A caixa do Reverso da Jaeger-LeCoultre

Reverso da Jaeger-LeCoultre. Ilustração: Magda Pedrosa / Espiral do Tempo
Reverso da Jaeger-LeCoultre. Ilustração: Magda Pedrosa / Espiral do Tempo

Ao cabo de cerca de um século de relojoaria portátil, há muitos ícones representativos do que melhor se fez e se faz no setor — mas, no patamar mais elevado, não há tantos modelos lendários como isso. E o Reverso é um deles: pela ideia (tida por um oficial britânico que jogava polo na Índia e queria proteger o vidro do relógio), pelo conceito (desenvolvido consecutivamente por César de Trey, Jacques-David LeCoultre, Edmond Jaeger e Alfred Chavot), pela estética (influenciada pela corrente art déco), pela marca (a Jaeger-LeCoultre), pela longevidade (desde 1931), pela redenção (após a crise do quartzo nos anos 70, foi o distribuidor italiano Giorgio Corvo que não o deixou ‘morrer’), pela capacidade de ser reinterpretado sem nunca perder a sua essência desde que a patente 712.868 de 4 de março de 1931 registou «uma caixa de aço inoxidável, suscetível de deslizar no seu suporte e poder dar a volta completamente sobre si mesma». Se o Reverso nasceu como relógio desportivo, hoje é o paradigma do relógio elegante — e a sua caixa reversível criada para proteger o vidro transformou-se num palco para a exibição do virtuosismo técnico relojoeiro da Jaeger-LeCoultre.

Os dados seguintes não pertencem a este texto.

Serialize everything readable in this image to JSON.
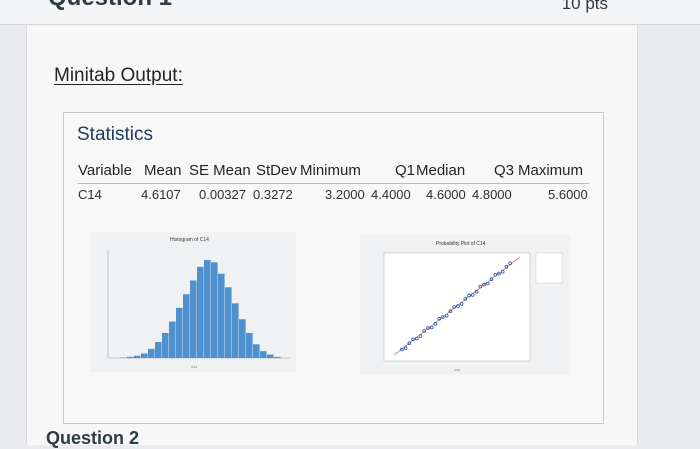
{
  "header": {
    "points": "10 pts"
  },
  "section": {
    "title": "Minitab Output:"
  },
  "stats": {
    "title": "Statistics",
    "columns": [
      "Variable",
      "Mean",
      "SE Mean",
      "StDev",
      "Minimum",
      "Q1",
      "Median",
      "Q3",
      "Maximum"
    ],
    "row": [
      "C14",
      "4.6107",
      "0.00327",
      "0.3272",
      "3.2000",
      "4.4000",
      "4.6000",
      "4.8000",
      "5.6000"
    ]
  },
  "colors": {
    "hist_bar": "#4f91cf",
    "prob_point": "#2f55a3",
    "title": "#1f3a5f"
  },
  "chart_data": [
    {
      "type": "bar",
      "title": "Histogram of C14",
      "xlabel": "C14",
      "values": [
        0.2,
        0.5,
        1,
        2,
        4,
        7,
        11,
        16,
        22,
        28,
        34,
        40,
        43,
        42,
        37,
        31,
        24,
        17,
        11,
        6,
        3,
        1.5,
        0.5
      ]
    },
    {
      "type": "scatter",
      "title": "Probability Plot of C14",
      "xlabel": "C14"
    }
  ]
}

Jaeger-LeCoultre Reverso Tribute Calendar © Susana Gasalho / Espiral do Tempo

World Timer by Louis Cottier

Esboços e esquemas técnicos da autoria de Louis Cottier relativos ao sistema worldtimer por ele inventado. © Antiquorum
Esboços e esquemas técnicos da autoria de Louis Cottier relativos ao sistema worldtimer por ele inventado. © Antiquorum

Com o início do crescimento da mobilidade em finais do século XIX, época da globalização económica e das viagens coloniais, os relojoeiros foram desafiados a inventar novos mecanismos que refletissem o facto de o globo terrestre estar dividido em 24 zonas horárias. É neste mundo que nasce Louis Cottier, que, em 1931, introduziu o prático sistema das horas universais, com um tempo central de horas e minutos, ligado a um anel rotativo de 24 horas. Tendo em conta que, antes da proliferação da aviação comercial, os relógios de hora universal capturaram a imaginação com o seu pouco prático mostrador, que revelava o tempo real em cidades de todo o Planeta, as grandes marcas revelaram rapidamente interesse pela invenção de Louis Cottier. Afinal, o que se pretendia era a leitura instantânea das horas em diversos pontos do Planeta, sem confusões. Nos anos seguintes, o relojoeiro criaria diferentes variações da hora universal, nomeadamente, um movimento retangular em 1937, e depois o crucial anel de 24 horas colocado no centro do mostrador que roda ao contrário do movimento do relógio. Os primeiros relógios de hora universal de Cottier tinham as cidades fixadas, muitas vezes como parte do bisel. Mais tarde, passou a incluir um anel amovível das cidades. Em 1950, inventa o mecanismo para indicar o tempo universal com duas coroas, vista como uma das mais práticas invenções do século XX na área da relojoaria, e que está especialmente associada à Patek Philippe, marca para quem criou diversos relógios entre os anos 1930 e 1960.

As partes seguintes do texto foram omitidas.